Zugegeben, das Ganze erscheint mir ein bißchen arg feministisch zurechtgebogen, so als hätte man eine biedere Mahlzeit wie Kartoffelsalat mit einer Cocktailkirsche verziert: Wenn eine Frau sich wehrt und notfalls auch zurückschlagen kann, finde ich das prima, aber muß unbedingt eine Büste Virginia Woolfs als Waffe dienen?
„Ariadne“ haben die Frauen des Argument-Verlags ihre Krimireihe getauft, nicht nach der unglücklichen, von Theseus verlassenen Ariadne, die auf Naxos den Tod erwartet, sondern nach der Ariadne, die den klugen Einfall mit dem Faden hatte und damit Theseus den Weg aus dem Labyrinth wies. Ein schöner Name, der sich unter frauenbewegten Zeitgenossinnen einiger Beliebtheit erfreut. Es kassandrat und ariadnelt allerorten.
Schreiben Frauen andere Krimis als Männer? Eine leidige Frage. Mein Vorschlag: fragen wir lieber bescheidener: Unterscheiden sich diese Krimis von anderen? Antwort: Ja. Hier stehen Frauen im Mittelpunkt, die Männer spielen die zweite Geige. Das führt zu witzigen Effekten, weil die Wirklichkeit eben noch anders funktioniert. Ob sie damit gleich besser sind als andere, ist schwer zu sagen. Ich habe mich gut dabei unterhalten.
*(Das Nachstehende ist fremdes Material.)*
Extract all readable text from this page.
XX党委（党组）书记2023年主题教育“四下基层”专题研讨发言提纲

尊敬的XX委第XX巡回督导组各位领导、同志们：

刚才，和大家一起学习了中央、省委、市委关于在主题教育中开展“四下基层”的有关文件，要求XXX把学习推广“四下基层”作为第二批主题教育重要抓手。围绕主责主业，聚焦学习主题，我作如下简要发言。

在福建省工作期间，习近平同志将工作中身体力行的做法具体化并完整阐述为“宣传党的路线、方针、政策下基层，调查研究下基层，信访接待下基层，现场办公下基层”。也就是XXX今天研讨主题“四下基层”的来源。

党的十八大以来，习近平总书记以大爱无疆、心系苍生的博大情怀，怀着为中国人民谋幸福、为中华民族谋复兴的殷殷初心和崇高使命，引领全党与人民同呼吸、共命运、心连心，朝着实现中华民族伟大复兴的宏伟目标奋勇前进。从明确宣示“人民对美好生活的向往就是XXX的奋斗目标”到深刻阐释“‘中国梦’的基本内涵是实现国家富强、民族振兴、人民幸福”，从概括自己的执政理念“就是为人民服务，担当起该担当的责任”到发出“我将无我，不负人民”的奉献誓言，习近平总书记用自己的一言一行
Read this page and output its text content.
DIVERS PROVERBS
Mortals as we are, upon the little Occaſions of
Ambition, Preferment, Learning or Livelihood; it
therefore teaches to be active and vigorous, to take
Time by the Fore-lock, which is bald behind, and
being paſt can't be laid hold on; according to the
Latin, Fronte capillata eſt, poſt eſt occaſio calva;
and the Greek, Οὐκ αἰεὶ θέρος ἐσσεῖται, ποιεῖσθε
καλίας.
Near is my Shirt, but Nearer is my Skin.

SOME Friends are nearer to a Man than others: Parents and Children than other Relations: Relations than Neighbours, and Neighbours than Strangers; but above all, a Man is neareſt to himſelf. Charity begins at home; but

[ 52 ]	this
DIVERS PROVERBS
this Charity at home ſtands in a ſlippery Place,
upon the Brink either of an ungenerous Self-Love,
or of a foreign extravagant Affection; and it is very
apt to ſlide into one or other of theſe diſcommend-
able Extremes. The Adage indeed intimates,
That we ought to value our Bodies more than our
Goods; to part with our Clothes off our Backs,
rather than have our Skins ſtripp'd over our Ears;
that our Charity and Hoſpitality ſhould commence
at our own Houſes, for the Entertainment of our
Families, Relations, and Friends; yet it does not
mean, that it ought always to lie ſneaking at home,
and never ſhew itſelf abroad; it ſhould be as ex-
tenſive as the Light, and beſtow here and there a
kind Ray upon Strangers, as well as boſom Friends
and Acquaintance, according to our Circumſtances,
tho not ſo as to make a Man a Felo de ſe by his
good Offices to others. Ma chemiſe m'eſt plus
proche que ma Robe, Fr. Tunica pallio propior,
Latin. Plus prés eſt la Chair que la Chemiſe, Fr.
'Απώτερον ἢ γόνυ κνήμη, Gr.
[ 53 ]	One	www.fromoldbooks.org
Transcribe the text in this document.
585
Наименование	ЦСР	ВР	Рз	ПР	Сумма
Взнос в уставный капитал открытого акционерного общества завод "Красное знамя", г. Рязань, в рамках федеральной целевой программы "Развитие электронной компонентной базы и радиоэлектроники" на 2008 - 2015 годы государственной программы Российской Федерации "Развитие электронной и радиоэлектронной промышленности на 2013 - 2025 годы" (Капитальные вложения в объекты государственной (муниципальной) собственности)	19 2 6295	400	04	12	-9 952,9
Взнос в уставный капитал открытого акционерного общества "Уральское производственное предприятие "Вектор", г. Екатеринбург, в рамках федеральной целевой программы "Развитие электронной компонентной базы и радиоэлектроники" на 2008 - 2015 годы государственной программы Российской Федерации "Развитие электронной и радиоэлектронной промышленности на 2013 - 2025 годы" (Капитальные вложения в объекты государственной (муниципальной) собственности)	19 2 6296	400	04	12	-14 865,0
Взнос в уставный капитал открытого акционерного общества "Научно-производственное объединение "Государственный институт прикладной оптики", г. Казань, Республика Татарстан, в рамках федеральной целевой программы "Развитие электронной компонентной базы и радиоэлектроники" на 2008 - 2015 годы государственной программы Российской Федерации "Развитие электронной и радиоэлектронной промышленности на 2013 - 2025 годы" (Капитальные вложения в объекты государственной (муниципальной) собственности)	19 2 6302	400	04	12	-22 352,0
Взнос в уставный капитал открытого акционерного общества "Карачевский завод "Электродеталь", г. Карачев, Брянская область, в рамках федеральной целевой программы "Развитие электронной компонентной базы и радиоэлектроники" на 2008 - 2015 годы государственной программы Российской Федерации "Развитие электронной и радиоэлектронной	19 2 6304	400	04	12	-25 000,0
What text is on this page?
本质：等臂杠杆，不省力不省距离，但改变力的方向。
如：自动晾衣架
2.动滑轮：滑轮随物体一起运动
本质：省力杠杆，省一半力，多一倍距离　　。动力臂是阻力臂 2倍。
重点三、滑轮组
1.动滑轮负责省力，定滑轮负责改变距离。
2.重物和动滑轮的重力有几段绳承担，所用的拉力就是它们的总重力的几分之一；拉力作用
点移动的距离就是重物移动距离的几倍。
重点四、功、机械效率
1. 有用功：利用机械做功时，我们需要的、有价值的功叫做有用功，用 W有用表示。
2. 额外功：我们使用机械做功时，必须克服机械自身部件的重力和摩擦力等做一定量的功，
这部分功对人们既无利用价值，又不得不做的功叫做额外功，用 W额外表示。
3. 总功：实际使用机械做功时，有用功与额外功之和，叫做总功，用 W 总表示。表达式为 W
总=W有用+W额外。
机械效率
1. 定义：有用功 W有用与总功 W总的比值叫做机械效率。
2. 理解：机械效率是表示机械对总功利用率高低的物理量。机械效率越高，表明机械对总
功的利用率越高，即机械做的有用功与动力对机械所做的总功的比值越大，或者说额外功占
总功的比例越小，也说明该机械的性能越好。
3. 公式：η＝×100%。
Und dennoch: Ins Haus kommt mir so etwas nicht mehr. Schließlich sind die Nächte immer noch zum Schlafen da. Jedenfalls die meisten.
Ariadne-Krimis im Argument-Verlag. Bisher erschienen sind:
Anthony Gilbert: Das Geheimnis der alten Jungfer. Aus dem Englischen von Melanie Langenberger.
Marion Foster: Wenn die grauen Falter fliegen. Aus dem Amerikanischen von Andrea Krug.
Joy Magezis: Untergetaucht. Aus dem Englischen von Gabriela Mischkowski.
Je Band 13 Mark. Die Reihe wird fortgesetzt. Pro Jahr sollen vier Krimis herausgebracht werden.